Bottes noires sur jeans bleus, vestes aux écussons régionaux et lunettes fumées, trois crânes rasés arrivent avec une heure de retard devant l’église Notre-Dame du Val-de-Grâce, à Paris. Ils se faufilent jusqu’aux abords de la grille où trône, ce jeudi matin, un grand portrait de Jean-Marie Le Pen, patriarche de l’extrême droite française, qui s’est réunie pour lui rendre hommage.
Des invités tous plus réactionnaires les uns que les autres
Les trois skinheads tatoués n’essayent pas d’entrer dans l’église ni même d’accéder à son parvis, trop bondés. Plus tôt, d’autres représentants des mouvances les plus radicales se sont vu refuser l’accès à l’édifice comme à son esplanade, filtré par Renaud Labaye, secrétaire général du groupe RN à l’Assemblée, avec l’aide du DPS, le dispositif de sécurité, musclé, du parti.
C’est le cas de l’ancien de l’organisation pétainiste Œuvre française Yvan Benedetti, du directeur du journal Rivarol, Jérôme Bourbon ou de l’ex-président de Radio Courtoisie, raciste revendiqué, Henry de Lesquen. Certains sont restés avec la grosse centaine de badauds, parmi lesquels d’autres personnalités comme la porte-parole de la Manif pour tous, Frigide Barjot. D’autres semblent être repartis, comme Dieudonné. L’humoriste, proche de Jean-Marie Le Pen depuis son virage antisémite dans les années 2000, avait été prévenu par la famille qu’il n’était pas le bienvenu.
Des décisions en apparence logiques mais surtout hypocrites. D’une part, parce que d’autres personnalités du même acabit étaient conviées : le théoricien Jean-Yves Le Gallou, promoteur d’un « nationalisme blanc » flirtant avec le négationnisme, ou l’ancien du GUD Axel Loustau, présent à une marche fasciste dans Paris en 2023. Éric Zemmour, Philippe de Villiers et Éric Ciotti ont complété la photo de famille.
D’autre part, c’est faire comme si célébrer en grande pompe l’antisémite français le plus célèbre de l’après-guerre était plus respectable que d’y accepter ces individus. Car, pendant une heure et demie, c’est un « grand homme », « quelqu’un qui savait pardonner » et « qui aimait les autres » qui a été célébré, dans une cérémonie à la mise en scène rappelant les hommages nationaux, avec ses deux écrans géants installés devant l’église.
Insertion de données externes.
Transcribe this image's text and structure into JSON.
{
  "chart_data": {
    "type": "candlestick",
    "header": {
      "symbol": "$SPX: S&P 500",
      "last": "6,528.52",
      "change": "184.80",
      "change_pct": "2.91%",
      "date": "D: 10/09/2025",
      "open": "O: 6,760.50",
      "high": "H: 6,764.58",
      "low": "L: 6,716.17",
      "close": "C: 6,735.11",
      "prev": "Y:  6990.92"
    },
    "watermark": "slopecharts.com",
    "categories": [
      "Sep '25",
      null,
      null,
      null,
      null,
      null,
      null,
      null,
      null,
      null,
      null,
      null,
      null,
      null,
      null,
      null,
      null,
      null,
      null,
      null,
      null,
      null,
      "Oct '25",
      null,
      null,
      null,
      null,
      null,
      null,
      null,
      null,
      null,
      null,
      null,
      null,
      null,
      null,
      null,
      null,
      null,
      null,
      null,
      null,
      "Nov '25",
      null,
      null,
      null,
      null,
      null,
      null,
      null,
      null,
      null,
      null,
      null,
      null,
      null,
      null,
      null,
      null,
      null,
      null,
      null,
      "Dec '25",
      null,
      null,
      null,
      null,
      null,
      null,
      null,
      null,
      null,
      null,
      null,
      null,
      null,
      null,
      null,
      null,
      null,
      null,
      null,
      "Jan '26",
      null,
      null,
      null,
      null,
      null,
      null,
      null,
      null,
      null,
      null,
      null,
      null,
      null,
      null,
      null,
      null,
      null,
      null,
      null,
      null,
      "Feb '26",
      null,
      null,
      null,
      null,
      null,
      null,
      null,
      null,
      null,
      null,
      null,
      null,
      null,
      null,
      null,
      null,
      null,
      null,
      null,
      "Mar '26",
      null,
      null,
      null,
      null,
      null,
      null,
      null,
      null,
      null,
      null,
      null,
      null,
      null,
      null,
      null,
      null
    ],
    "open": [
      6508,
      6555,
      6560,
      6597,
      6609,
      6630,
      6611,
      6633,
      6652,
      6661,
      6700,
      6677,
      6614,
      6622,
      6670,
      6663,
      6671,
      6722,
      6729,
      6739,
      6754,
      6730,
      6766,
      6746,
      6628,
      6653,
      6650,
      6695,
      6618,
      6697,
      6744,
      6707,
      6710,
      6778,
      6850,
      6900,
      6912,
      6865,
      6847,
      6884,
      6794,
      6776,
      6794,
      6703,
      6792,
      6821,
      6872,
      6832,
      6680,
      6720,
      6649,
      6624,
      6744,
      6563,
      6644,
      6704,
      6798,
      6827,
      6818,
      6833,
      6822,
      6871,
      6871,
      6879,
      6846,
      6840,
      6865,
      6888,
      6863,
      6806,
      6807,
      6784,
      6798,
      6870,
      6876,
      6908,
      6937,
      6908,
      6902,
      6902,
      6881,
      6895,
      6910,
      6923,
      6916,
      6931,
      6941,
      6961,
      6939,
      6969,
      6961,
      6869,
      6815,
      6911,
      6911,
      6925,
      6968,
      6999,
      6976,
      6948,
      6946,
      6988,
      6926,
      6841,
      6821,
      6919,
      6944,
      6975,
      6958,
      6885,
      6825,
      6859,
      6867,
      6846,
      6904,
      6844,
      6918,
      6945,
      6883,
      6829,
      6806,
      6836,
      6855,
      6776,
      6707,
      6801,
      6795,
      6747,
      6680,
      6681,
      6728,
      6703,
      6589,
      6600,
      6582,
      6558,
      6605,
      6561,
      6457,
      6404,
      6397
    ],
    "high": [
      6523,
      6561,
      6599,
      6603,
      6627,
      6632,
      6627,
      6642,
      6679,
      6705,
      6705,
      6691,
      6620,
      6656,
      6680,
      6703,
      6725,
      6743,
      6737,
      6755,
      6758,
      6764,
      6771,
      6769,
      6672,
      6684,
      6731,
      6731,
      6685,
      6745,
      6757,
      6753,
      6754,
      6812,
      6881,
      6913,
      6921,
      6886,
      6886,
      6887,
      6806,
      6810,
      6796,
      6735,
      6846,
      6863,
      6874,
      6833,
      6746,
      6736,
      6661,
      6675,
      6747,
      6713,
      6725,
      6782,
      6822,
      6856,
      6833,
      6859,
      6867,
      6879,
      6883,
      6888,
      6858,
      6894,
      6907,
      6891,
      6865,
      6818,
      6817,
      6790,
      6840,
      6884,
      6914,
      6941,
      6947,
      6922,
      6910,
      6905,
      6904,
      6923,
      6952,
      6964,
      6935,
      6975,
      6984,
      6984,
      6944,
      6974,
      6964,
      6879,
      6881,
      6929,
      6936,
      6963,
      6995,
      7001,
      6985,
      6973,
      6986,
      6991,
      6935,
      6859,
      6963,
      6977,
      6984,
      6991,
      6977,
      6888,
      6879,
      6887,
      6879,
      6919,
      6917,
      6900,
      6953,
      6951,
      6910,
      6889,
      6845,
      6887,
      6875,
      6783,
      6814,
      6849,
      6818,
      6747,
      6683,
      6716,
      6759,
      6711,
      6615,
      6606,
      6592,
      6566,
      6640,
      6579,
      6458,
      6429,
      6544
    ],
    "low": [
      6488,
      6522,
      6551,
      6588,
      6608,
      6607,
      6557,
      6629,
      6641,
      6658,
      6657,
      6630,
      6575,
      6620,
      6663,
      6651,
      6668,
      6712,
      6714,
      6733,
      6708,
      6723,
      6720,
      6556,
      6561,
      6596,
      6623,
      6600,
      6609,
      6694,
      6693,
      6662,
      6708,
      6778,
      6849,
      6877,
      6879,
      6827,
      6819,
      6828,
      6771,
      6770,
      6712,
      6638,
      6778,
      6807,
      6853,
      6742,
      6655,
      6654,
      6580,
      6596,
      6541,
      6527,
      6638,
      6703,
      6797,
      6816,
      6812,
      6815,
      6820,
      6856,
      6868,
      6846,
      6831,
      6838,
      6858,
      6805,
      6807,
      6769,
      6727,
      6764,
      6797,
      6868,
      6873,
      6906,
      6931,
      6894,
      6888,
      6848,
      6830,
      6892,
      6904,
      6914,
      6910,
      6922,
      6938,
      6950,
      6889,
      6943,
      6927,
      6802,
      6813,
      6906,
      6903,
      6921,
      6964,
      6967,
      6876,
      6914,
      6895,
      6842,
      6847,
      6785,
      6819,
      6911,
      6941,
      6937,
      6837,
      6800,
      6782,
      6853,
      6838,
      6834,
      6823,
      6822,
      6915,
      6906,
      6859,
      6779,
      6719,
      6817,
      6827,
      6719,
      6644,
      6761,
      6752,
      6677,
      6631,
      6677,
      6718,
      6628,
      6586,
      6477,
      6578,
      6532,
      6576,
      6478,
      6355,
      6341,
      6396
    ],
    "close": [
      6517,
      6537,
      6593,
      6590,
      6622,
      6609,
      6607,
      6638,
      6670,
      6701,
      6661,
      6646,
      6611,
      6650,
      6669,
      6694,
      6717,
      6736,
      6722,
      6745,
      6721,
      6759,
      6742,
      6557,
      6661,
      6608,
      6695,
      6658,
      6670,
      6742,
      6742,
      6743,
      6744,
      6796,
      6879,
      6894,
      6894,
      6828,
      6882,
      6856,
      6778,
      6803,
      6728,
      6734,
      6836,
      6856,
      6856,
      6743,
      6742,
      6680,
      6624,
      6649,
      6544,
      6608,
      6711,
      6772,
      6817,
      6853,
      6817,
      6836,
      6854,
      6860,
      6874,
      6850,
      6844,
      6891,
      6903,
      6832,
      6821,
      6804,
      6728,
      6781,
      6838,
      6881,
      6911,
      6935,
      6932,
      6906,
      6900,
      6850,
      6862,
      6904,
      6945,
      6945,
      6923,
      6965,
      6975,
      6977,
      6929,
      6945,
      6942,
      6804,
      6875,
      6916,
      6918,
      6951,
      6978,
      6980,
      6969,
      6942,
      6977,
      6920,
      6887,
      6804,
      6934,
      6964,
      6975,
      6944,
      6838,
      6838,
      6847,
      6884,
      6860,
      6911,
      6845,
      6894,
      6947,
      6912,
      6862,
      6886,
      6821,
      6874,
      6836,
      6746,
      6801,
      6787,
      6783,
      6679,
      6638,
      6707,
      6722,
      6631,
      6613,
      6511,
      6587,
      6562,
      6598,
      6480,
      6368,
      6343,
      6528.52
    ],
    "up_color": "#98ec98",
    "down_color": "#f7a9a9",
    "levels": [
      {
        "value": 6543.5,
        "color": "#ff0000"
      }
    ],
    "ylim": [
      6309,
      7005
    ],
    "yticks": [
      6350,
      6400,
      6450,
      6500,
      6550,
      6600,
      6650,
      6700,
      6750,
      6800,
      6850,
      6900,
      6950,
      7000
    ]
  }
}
Glorifier les pires heures
Le prêtre, Christophe Kowalczyk, a précisé dans son homélie qu’il avait accepté la demande de la famille d’organiser une messe dans cette église jouxtant l’hôpital militaire. Il a ensuite rendu hommage au « parcours militaire » (la Prière du para a été chantée) de ce « frère légionnaire », mais aussi aux « engagements politiques » d’un homme pourtant très éloigné des valeurs chrétiennes : « Monsieur Le Pen, vous aviez une forte tête, vous aviez une mauvaise réputation, mais vous avez aussi une âme belle. »
Parmi les hommages (de Laure Lavalette, Marion Maréchal, Marie-Caroline Le Pen, Jordan Bardella), le maire de Perpignan, Louis Aliot, a insisté dans son discours sur « la défense des harkis ». Une manière édulcorée pour parler du combat de Jean-Marie Le Pen pour l’Algérie française. Aliot conclut : « Le lieutenant Le Pen, à n’en pas douter, veillera sur nous. » Un grade qu’il n’a arboré qu’à Alger, où le fondateur du FN a exercé la torture sur plusieurs personnes dont une, Ahmed Moulay, a été exécutée.
Dans la foule, parsemée de bérets verts de la Légion étrangère, Marianne, 74 ans, ne peut retenir ses larmes. « J’ai surtout aimé l’hommage de Marion (Maréchal), c’est beau de voir cette famille, qui est un peu la nôtre, être enfin réunie. » Cette membre du FN depuis les années 1980 parle de Jean-Marie Le Pen comme d’un « visionnaire », en étalant son racisme pour le démontrer : « Je suis venu de Normandie, et, dans le métro, ici, je n’ai pratiquement vu aucun Blanc. Si on avait écouté Jean-Marie il y a quarante ans, on n’en serait pas là. » D’autres ne s’aventurent pas à répondre, surtout à l’évocation du nom de l’Humanité. « Votre journal, vous pouvez vous le foutre au cul. C’est une honte ce que vous avez fait à la mort de Jean-Marie », hurle un sexagénaire orné d’une moustache façon second Empire.
Parmi le millier de présents, personne ne s’est risqué à directement évoquer l’antisémitisme, le racisme, l’homophobie ou le passé tortionnaire de leur héros. Mais tous sont venus le célébrer, pour ces mêmes raisons.